その53 GO to うちで年越し

父ときどき爺

 父といっしょに、わが家で年を越すのは2年ぶりになる。

 この原稿を書いている今はまだ、2021年の師走半ば。新型コロナウイルスの新規感染者数は落ち着きを見せ、父がお世話になっている老人ホームでも、年末年始の帰宅にGOサインが出ている。このまま何ごともなく、年の瀬を迎えられるよう祈るばかりだ。

 去年の今ごろ、父は病院のベッドにいた。明け方、トイレに行こうとしてコケてしまい、大腿骨を骨折したのだ。コロナの感染防止対策のため、家族でも面会は禁止。顔を合わせることができないまま、父は病院で年を越した。

 あれから一年。春先に退院した父は、伝い歩きをしながら一人でトイレに行けるようになっている。初夏に迎えた94歳の誕生日には、「百までは生きられそうじゃ」と笑っていた。骨折したことなどケロリと忘れたように。

 いや、痛みはあると思うが、リハビリも日常生活の一部にして、体調と折り合いをつけながら日々を送っているのだろう。

 
 さて、骨折してから初めてわが家で寝泊まりする父を、どう迎えたらいいのか。何はともあれベッドを用意しなくては。ラクに起き上がることができる介護用のベッドだ。

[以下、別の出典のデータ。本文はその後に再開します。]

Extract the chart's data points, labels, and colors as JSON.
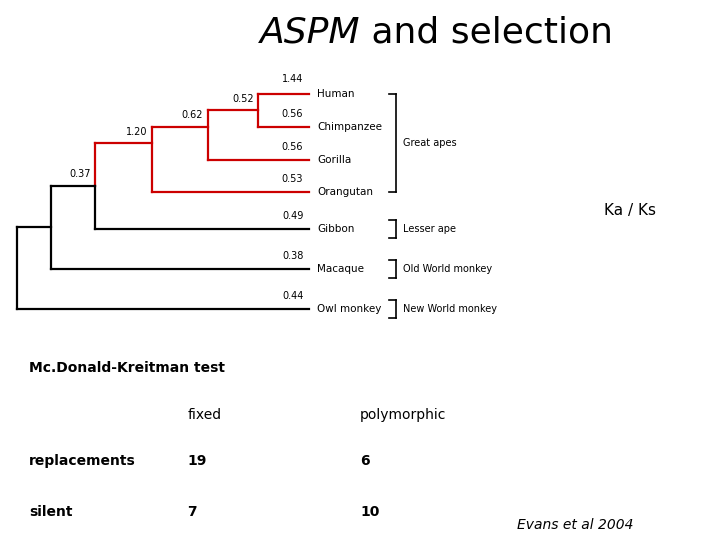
{
  "title_italic": "ASPM",
  "title_rest": " and selection",
  "title_fontsize": 26,
  "background_color": "#ffffff",
  "ka_ks_label": "Ka / Ks",
  "mk_test_title": "Mc.Donald-Kreitman test",
  "mk_header_fixed": "fixed",
  "mk_header_polymorphic": "polymorphic",
  "mk_row1_label": "replacements",
  "mk_row1_fixed": "19",
  "mk_row1_poly": "6",
  "mk_row2_label": "silent",
  "mk_row2_fixed": "7",
  "mk_row2_poly": "10",
  "citation": "Evans et al 2004",
  "tree_color_red": "#cc0000",
  "tree_color_black": "#000000",
  "species": [
    "Human",
    "Chimpanzee",
    "Gorilla",
    "Orangutan",
    "Gibbon",
    "Macaque",
    "Owl monkey"
  ],
  "ka_ks_values": [
    "1.44",
    "0.56",
    "0.56",
    "0.53",
    "0.49",
    "0.38",
    "0.44"
  ],
  "ka_ks_1_44": "1.44",
  "node_label_052": "0.52",
  "node_label_062": "0.62",
  "node_label_120": "1.20",
  "node_label_037": "0.37"
}
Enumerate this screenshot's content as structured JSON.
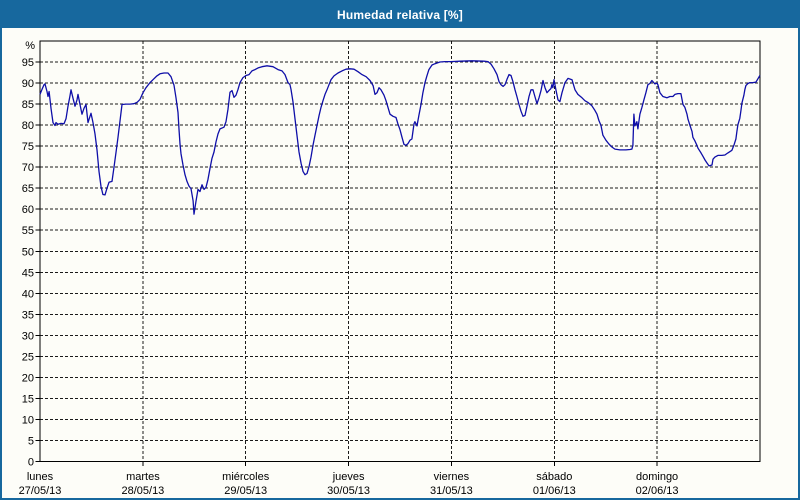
{
  "window": {
    "title": "Humedad relativa [%]",
    "title_bar_color": "#17689e",
    "border_color": "#17689e",
    "background_color": "#fdfdf8"
  },
  "colors": {
    "frame": "#000000",
    "grid": "#1a1a1a",
    "text": "#000000",
    "line": "#0f0fa8"
  },
  "chart_data": {
    "type": "line",
    "title": "Humedad relativa [%]",
    "ylabel": "%",
    "ylim": [
      0,
      100
    ],
    "y_ticks": [
      0,
      5,
      10,
      15,
      20,
      25,
      30,
      35,
      40,
      45,
      50,
      55,
      60,
      65,
      70,
      75,
      80,
      85,
      90,
      95
    ],
    "grid": {
      "horizontal": "dashed",
      "vertical": "dashed at day boundaries"
    },
    "legend": "none",
    "x_axis": {
      "unit": "day",
      "range_days": [
        0,
        7
      ],
      "days": [
        {
          "name": "lunes",
          "date": "27/05/13"
        },
        {
          "name": "martes",
          "date": "28/05/13"
        },
        {
          "name": "miércoles",
          "date": "29/05/13"
        },
        {
          "name": "jueves",
          "date": "30/05/13"
        },
        {
          "name": "viernes",
          "date": "31/05/13"
        },
        {
          "name": "sábado",
          "date": "01/06/13"
        },
        {
          "name": "domingo",
          "date": "02/06/13"
        }
      ]
    },
    "series": [
      {
        "name": "Humedad relativa",
        "color": "#0f0fa8",
        "points": [
          [
            0.0,
            87.3
          ],
          [
            0.019,
            88.5
          ],
          [
            0.039,
            89.6
          ],
          [
            0.049,
            89.8
          ],
          [
            0.068,
            88.0
          ],
          [
            0.078,
            86.8
          ],
          [
            0.088,
            88.0
          ],
          [
            0.107,
            84.0
          ],
          [
            0.126,
            80.6
          ],
          [
            0.146,
            79.9
          ],
          [
            0.156,
            80.6
          ],
          [
            0.175,
            80.2
          ],
          [
            0.204,
            80.4
          ],
          [
            0.233,
            80.3
          ],
          [
            0.253,
            81.5
          ],
          [
            0.272,
            84.5
          ],
          [
            0.292,
            87.0
          ],
          [
            0.301,
            88.4
          ],
          [
            0.321,
            86.4
          ],
          [
            0.34,
            84.5
          ],
          [
            0.36,
            86.0
          ],
          [
            0.369,
            87.3
          ],
          [
            0.389,
            84.9
          ],
          [
            0.408,
            82.6
          ],
          [
            0.428,
            84.0
          ],
          [
            0.447,
            84.9
          ],
          [
            0.467,
            80.6
          ],
          [
            0.486,
            82.1
          ],
          [
            0.496,
            82.8
          ],
          [
            0.515,
            80.6
          ],
          [
            0.535,
            77.9
          ],
          [
            0.554,
            74.1
          ],
          [
            0.574,
            69.0
          ],
          [
            0.593,
            65.4
          ],
          [
            0.612,
            63.5
          ],
          [
            0.632,
            63.4
          ],
          [
            0.651,
            65.0
          ],
          [
            0.671,
            66.4
          ],
          [
            0.7,
            66.6
          ],
          [
            0.719,
            70.0
          ],
          [
            0.739,
            73.5
          ],
          [
            0.758,
            77.1
          ],
          [
            0.778,
            81.0
          ],
          [
            0.797,
            84.9
          ],
          [
            0.836,
            85.0
          ],
          [
            0.875,
            85.0
          ],
          [
            0.914,
            85.1
          ],
          [
            0.943,
            85.4
          ],
          [
            0.972,
            86.1
          ],
          [
            1.001,
            87.7
          ],
          [
            1.031,
            88.9
          ],
          [
            1.069,
            90.1
          ],
          [
            1.099,
            90.8
          ],
          [
            1.137,
            91.7
          ],
          [
            1.167,
            92.2
          ],
          [
            1.206,
            92.4
          ],
          [
            1.244,
            92.4
          ],
          [
            1.274,
            91.5
          ],
          [
            1.303,
            89.5
          ],
          [
            1.322,
            86.5
          ],
          [
            1.342,
            83.0
          ],
          [
            1.351,
            79.0
          ],
          [
            1.361,
            75.5
          ],
          [
            1.371,
            73.2
          ],
          [
            1.39,
            70.5
          ],
          [
            1.41,
            68.2
          ],
          [
            1.429,
            66.6
          ],
          [
            1.449,
            65.5
          ],
          [
            1.468,
            64.9
          ],
          [
            1.488,
            62.0
          ],
          [
            1.497,
            58.8
          ],
          [
            1.517,
            61.9
          ],
          [
            1.536,
            64.7
          ],
          [
            1.556,
            64.2
          ],
          [
            1.575,
            65.8
          ],
          [
            1.594,
            64.7
          ],
          [
            1.614,
            65.2
          ],
          [
            1.633,
            67.1
          ],
          [
            1.653,
            69.7
          ],
          [
            1.672,
            72.1
          ],
          [
            1.692,
            73.6
          ],
          [
            1.711,
            76.0
          ],
          [
            1.731,
            77.9
          ],
          [
            1.75,
            79.1
          ],
          [
            1.789,
            79.5
          ],
          [
            1.808,
            80.8
          ],
          [
            1.828,
            83.8
          ],
          [
            1.847,
            87.8
          ],
          [
            1.867,
            88.2
          ],
          [
            1.886,
            86.6
          ],
          [
            1.906,
            87.1
          ],
          [
            1.925,
            88.5
          ],
          [
            1.944,
            90.1
          ],
          [
            1.974,
            91.3
          ],
          [
            2.003,
            91.8
          ],
          [
            2.032,
            92.0
          ],
          [
            2.061,
            92.9
          ],
          [
            2.09,
            93.2
          ],
          [
            2.12,
            93.6
          ],
          [
            2.158,
            93.9
          ],
          [
            2.207,
            94.1
          ],
          [
            2.265,
            93.9
          ],
          [
            2.314,
            93.2
          ],
          [
            2.353,
            92.9
          ],
          [
            2.382,
            92.0
          ],
          [
            2.411,
            90.1
          ],
          [
            2.431,
            89.6
          ],
          [
            2.44,
            88.5
          ],
          [
            2.46,
            85.5
          ],
          [
            2.479,
            81.5
          ],
          [
            2.499,
            77.5
          ],
          [
            2.518,
            73.6
          ],
          [
            2.538,
            70.9
          ],
          [
            2.557,
            69.0
          ],
          [
            2.576,
            68.2
          ],
          [
            2.596,
            68.5
          ],
          [
            2.615,
            70.1
          ],
          [
            2.635,
            72.4
          ],
          [
            2.654,
            75.2
          ],
          [
            2.674,
            77.6
          ],
          [
            2.693,
            79.9
          ],
          [
            2.713,
            82.3
          ],
          [
            2.732,
            84.2
          ],
          [
            2.751,
            85.8
          ],
          [
            2.771,
            87.3
          ],
          [
            2.79,
            88.4
          ],
          [
            2.81,
            89.6
          ],
          [
            2.829,
            90.8
          ],
          [
            2.858,
            91.7
          ],
          [
            2.897,
            92.4
          ],
          [
            2.936,
            92.9
          ],
          [
            2.975,
            93.3
          ],
          [
            3.014,
            93.4
          ],
          [
            3.053,
            93.3
          ],
          [
            3.092,
            92.7
          ],
          [
            3.131,
            92.0
          ],
          [
            3.17,
            91.5
          ],
          [
            3.208,
            90.6
          ],
          [
            3.238,
            89.4
          ],
          [
            3.257,
            87.3
          ],
          [
            3.276,
            87.7
          ],
          [
            3.296,
            88.9
          ],
          [
            3.315,
            88.4
          ],
          [
            3.344,
            87.1
          ],
          [
            3.364,
            85.8
          ],
          [
            3.383,
            84.2
          ],
          [
            3.403,
            82.6
          ],
          [
            3.432,
            82.1
          ],
          [
            3.461,
            81.8
          ],
          [
            3.48,
            80.3
          ],
          [
            3.5,
            78.9
          ],
          [
            3.519,
            77.1
          ],
          [
            3.539,
            75.4
          ],
          [
            3.558,
            75.2
          ],
          [
            3.578,
            75.6
          ],
          [
            3.597,
            76.4
          ],
          [
            3.616,
            76.7
          ],
          [
            3.636,
            80.3
          ],
          [
            3.645,
            80.8
          ],
          [
            3.665,
            79.8
          ],
          [
            3.684,
            82.3
          ],
          [
            3.704,
            84.9
          ],
          [
            3.723,
            87.7
          ],
          [
            3.743,
            90.1
          ],
          [
            3.762,
            91.7
          ],
          [
            3.781,
            93.2
          ],
          [
            3.811,
            94.3
          ],
          [
            3.84,
            94.6
          ],
          [
            3.888,
            95.0
          ],
          [
            3.937,
            95.1
          ],
          [
            3.995,
            95.1
          ],
          [
            4.083,
            95.2
          ],
          [
            4.2,
            95.3
          ],
          [
            4.317,
            95.2
          ],
          [
            4.356,
            95.1
          ],
          [
            4.385,
            94.5
          ],
          [
            4.414,
            93.4
          ],
          [
            4.443,
            92.0
          ],
          [
            4.463,
            90.3
          ],
          [
            4.482,
            89.6
          ],
          [
            4.502,
            89.2
          ],
          [
            4.521,
            89.6
          ],
          [
            4.54,
            90.9
          ],
          [
            4.56,
            92.0
          ],
          [
            4.579,
            91.8
          ],
          [
            4.599,
            90.3
          ],
          [
            4.618,
            88.4
          ],
          [
            4.637,
            86.8
          ],
          [
            4.657,
            84.9
          ],
          [
            4.676,
            83.3
          ],
          [
            4.696,
            82.1
          ],
          [
            4.715,
            82.3
          ],
          [
            4.735,
            84.5
          ],
          [
            4.754,
            86.8
          ],
          [
            4.774,
            88.4
          ],
          [
            4.793,
            88.4
          ],
          [
            4.812,
            86.8
          ],
          [
            4.832,
            85.1
          ],
          [
            4.851,
            86.5
          ],
          [
            4.871,
            88.2
          ],
          [
            4.89,
            90.6
          ],
          [
            4.91,
            88.9
          ],
          [
            4.929,
            87.7
          ],
          [
            4.948,
            88.2
          ],
          [
            4.968,
            88.7
          ],
          [
            4.977,
            89.6
          ],
          [
            4.987,
            88.9
          ],
          [
            4.997,
            90.8
          ],
          [
            5.016,
            88.4
          ],
          [
            5.036,
            86.0
          ],
          [
            5.055,
            85.6
          ],
          [
            5.075,
            87.7
          ],
          [
            5.104,
            90.1
          ],
          [
            5.133,
            91.1
          ],
          [
            5.172,
            90.8
          ],
          [
            5.201,
            88.4
          ],
          [
            5.23,
            87.3
          ],
          [
            5.269,
            86.5
          ],
          [
            5.298,
            85.8
          ],
          [
            5.327,
            85.4
          ],
          [
            5.366,
            84.6
          ],
          [
            5.395,
            83.5
          ],
          [
            5.415,
            82.6
          ],
          [
            5.434,
            81.1
          ],
          [
            5.454,
            79.9
          ],
          [
            5.473,
            77.6
          ],
          [
            5.502,
            76.4
          ],
          [
            5.531,
            75.5
          ],
          [
            5.56,
            74.8
          ],
          [
            5.589,
            74.3
          ],
          [
            5.638,
            74.1
          ],
          [
            5.696,
            74.1
          ],
          [
            5.735,
            74.2
          ],
          [
            5.755,
            74.3
          ],
          [
            5.764,
            75.2
          ],
          [
            5.774,
            82.6
          ],
          [
            5.784,
            79.8
          ],
          [
            5.803,
            80.8
          ],
          [
            5.813,
            79.1
          ],
          [
            5.832,
            82.6
          ],
          [
            5.852,
            84.2
          ],
          [
            5.871,
            86.0
          ],
          [
            5.891,
            87.7
          ],
          [
            5.91,
            89.6
          ],
          [
            5.93,
            89.9
          ],
          [
            5.949,
            90.6
          ],
          [
            5.978,
            89.8
          ],
          [
            5.998,
            90.0
          ],
          [
            6.007,
            89.6
          ],
          [
            6.027,
            87.7
          ],
          [
            6.056,
            86.8
          ],
          [
            6.095,
            86.5
          ],
          [
            6.124,
            86.8
          ],
          [
            6.153,
            86.8
          ],
          [
            6.173,
            87.3
          ],
          [
            6.202,
            87.5
          ],
          [
            6.231,
            87.5
          ],
          [
            6.251,
            84.9
          ],
          [
            6.27,
            84.2
          ],
          [
            6.29,
            82.6
          ],
          [
            6.3,
            81.4
          ],
          [
            6.319,
            79.9
          ],
          [
            6.339,
            78.5
          ],
          [
            6.348,
            77.1
          ],
          [
            6.368,
            76.2
          ],
          [
            6.387,
            75.2
          ],
          [
            6.397,
            74.5
          ],
          [
            6.426,
            73.4
          ],
          [
            6.445,
            72.6
          ],
          [
            6.465,
            71.7
          ],
          [
            6.484,
            71.0
          ],
          [
            6.504,
            70.3
          ],
          [
            6.533,
            70.5
          ],
          [
            6.543,
            71.9
          ],
          [
            6.562,
            72.4
          ],
          [
            6.591,
            72.8
          ],
          [
            6.63,
            72.8
          ],
          [
            6.659,
            72.9
          ],
          [
            6.688,
            73.4
          ],
          [
            6.727,
            74.0
          ],
          [
            6.746,
            75.2
          ],
          [
            6.766,
            76.7
          ],
          [
            6.775,
            78.5
          ],
          [
            6.785,
            80.1
          ],
          [
            6.804,
            81.6
          ],
          [
            6.814,
            83.4
          ],
          [
            6.824,
            85.2
          ],
          [
            6.843,
            87.1
          ],
          [
            6.853,
            88.5
          ],
          [
            6.863,
            89.4
          ],
          [
            6.882,
            89.9
          ],
          [
            6.902,
            90.1
          ],
          [
            6.931,
            90.1
          ],
          [
            6.96,
            90.2
          ],
          [
            6.98,
            91.0
          ],
          [
            6.999,
            91.8
          ]
        ]
      }
    ]
  }
}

 いっしょに暮らしていたときは、「布団のほうがええ」というのが父のリクエストだった。ただし、起き上がるたびに「よっ、こら、しょい!」とひと苦労だったので、ケアマネジャーさんに相談して、布団の横に頑丈な手すりを置いていた。

 その手すりは、介護保険を利用してレンタルしたものだ。今回はベッドをレンタルすることにしたが、介護保険は利用できないので自費になる。なぜなら、父がホームに入居した時点で、在宅介護ではなくなったからだ。

 実は、そういうルールになっていることを、必要に迫られるまでよく知らなかった。「なぜなの?」と不思議に思うこともあるけれど、高齢者の福祉制度については、父を通していろいろ勉強させてもらっている。

 というワケで、電動のリクライニングベッドとサイドレール(ベッドに装着する手すり)を自費でレンタルすることにした。以前、私が腰を痛めて自分のベッドからなかなか起き上がれなくなったとき、「自動で起こしてくれたらいいのに」と夢に見るほど欲しかったベッドでもある。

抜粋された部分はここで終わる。